Die Kassiererin scannte die Ware und bat um Maries Personalausweis. Marie sah sie überrascht an. Das war ihr schon ewig nicht mehr passiert. Sie kramte hektisch in ihrem Portemonnaie und fragte sich, ob sie sich nun geschmeichelt fühlen sollte oder nicht. Endlich fand sie ihren Ausweis, reichte ihn der Kassiererin und wartete gespannt ab, wie die reagieren würde. Die Frau starrte erstaunlich lange auf Maries Geburtsdatum. Dann reichte sie ihr wortlos den Ausweis zurück, kassierte das Geld und wandte sich gelangweilt ihren Nägeln zu.
Draußen öffnete Marie neugierig die Dose. Die Portionen waren wie Mini-Teebeutel abgepackt und strahlenförmig aufgereiht. Marie roch daran und hielt die Dose dann angeekelt von sich weg. Der Tabak gab einen feuchten und stechenden, fast Urin-artigen Geruch von sich. Etwas zögerlich nahm Marie einen Beutel und schob ihn sich unter die Oberlippe. Sie spielte mit der Zunge daran herum, um ihn an eine passende Stelle zu schieben, doch es fühlte sich weiterhin an wie eine unglücklich positionierte Zahnspange. Dass sich so überhaupt eine Wirkung entfalten würde, konnte sie sich kaum vorstellen.
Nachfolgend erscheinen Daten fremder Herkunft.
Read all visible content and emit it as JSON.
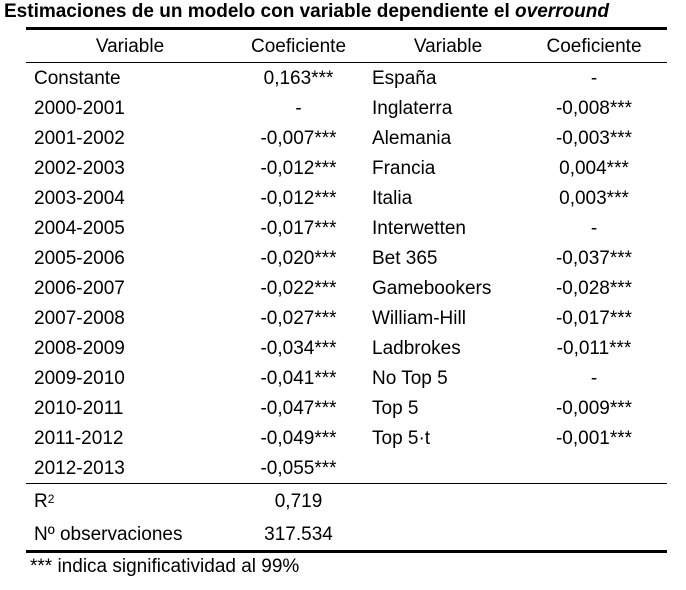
{
  "title": {
    "text_main": "Estimaciones de un modelo con variable dependiente el ",
    "text_italic": "overround"
  },
  "headers": {
    "variable_left": "Variable",
    "coef_left": "Coeficiente",
    "variable_right": "Variable",
    "coef_right": "Coeficiente"
  },
  "left_rows": [
    {
      "variable": "Constante",
      "coef": "0,163***"
    },
    {
      "variable": "2000-2001",
      "coef": "-"
    },
    {
      "variable": "2001-2002",
      "coef": "-0,007***"
    },
    {
      "variable": "2002-2003",
      "coef": "-0,012***"
    },
    {
      "variable": "2003-2004",
      "coef": "-0,012***"
    },
    {
      "variable": "2004-2005",
      "coef": "-0,017***"
    },
    {
      "variable": "2005-2006",
      "coef": "-0,020***"
    },
    {
      "variable": "2006-2007",
      "coef": "-0,022***"
    },
    {
      "variable": "2007-2008",
      "coef": "-0,027***"
    },
    {
      "variable": "2008-2009",
      "coef": "-0,034***"
    },
    {
      "variable": "2009-2010",
      "coef": "-0,041***"
    },
    {
      "variable": "2010-2011",
      "coef": "-0,047***"
    },
    {
      "variable": "2011-2012",
      "coef": "-0,049***"
    },
    {
      "variable": "2012-2013",
      "coef": "-0,055***"
    }
  ],
  "right_rows": [
    {
      "variable": "España",
      "coef": "-"
    },
    {
      "variable": "Inglaterra",
      "coef": "-0,008***"
    },
    {
      "variable": "Alemania",
      "coef": "-0,003***"
    },
    {
      "variable": "Francia",
      "coef": "0,004***"
    },
    {
      "variable": "Italia",
      "coef": "0,003***"
    },
    {
      "variable": "Interwetten",
      "coef": "-"
    },
    {
      "variable": "Bet 365",
      "coef": "-0,037***"
    },
    {
      "variable": "Gamebookers",
      "coef": "-0,028***"
    },
    {
      "variable": "William-Hill",
      "coef": "-0,017***"
    },
    {
      "variable": "Ladbrokes",
      "coef": "-0,011***"
    },
    {
      "variable": "No Top 5",
      "coef": "-"
    },
    {
      "variable": "Top 5",
      "coef": "-0,009***"
    },
    {
      "variable": "Top 5·t",
      "coef": "-0,001***"
    }
  ],
  "stats": {
    "r2_label": "R",
    "r2_sup": "2",
    "r2_value": "0,719",
    "obs_label": "Nº observaciones",
    "obs_value": "317.534"
  },
  "footnote": "*** indica significatividad al 99%"
}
Zurück am Auto hatte Marie einen Plan gefasst. Die Identität der toten Frau ließ ihr keine Ruhe. Immer wieder beschäftigte sie die Frage, wer sie war und was sie in der Nacht an ihrem Haus gesucht haben konnte. Könnte das vielleicht sogar etwas damit zu tun haben, dass sie jetzt tot war?
Sie wollte unbedingt mit Lennart darüber sprechen. Er war in Lågomby aufgewachsen und gut vernetzt. Entschlossen startete sie den Wagen und fuhr los.
Sie war erst auf halber Strecke, als ihr plötzlich schlecht wurde. Ihr Kopf fühlte sich merkwürdig leicht an, während sich in ihrem Bauch alles drehte. Sie schaffte es gerade noch, rechts ranzufahren, lehnte sich über den Beifahrersitz und übergab sich durch die geöffnete Tür in den Straßengraben. Erschöpft blieb sie einen Augenblick quer über die beiden Sitze ausgestreckt liegen. Das war knapp gewesen. Dann fischte sie den ausgelutschten Beutel Tabak unter der Lippe hervor. Angewidert warf sie das Ding in den Graben. Sie raffte sich auf, schloss die Tür und fuhr langsam weiter.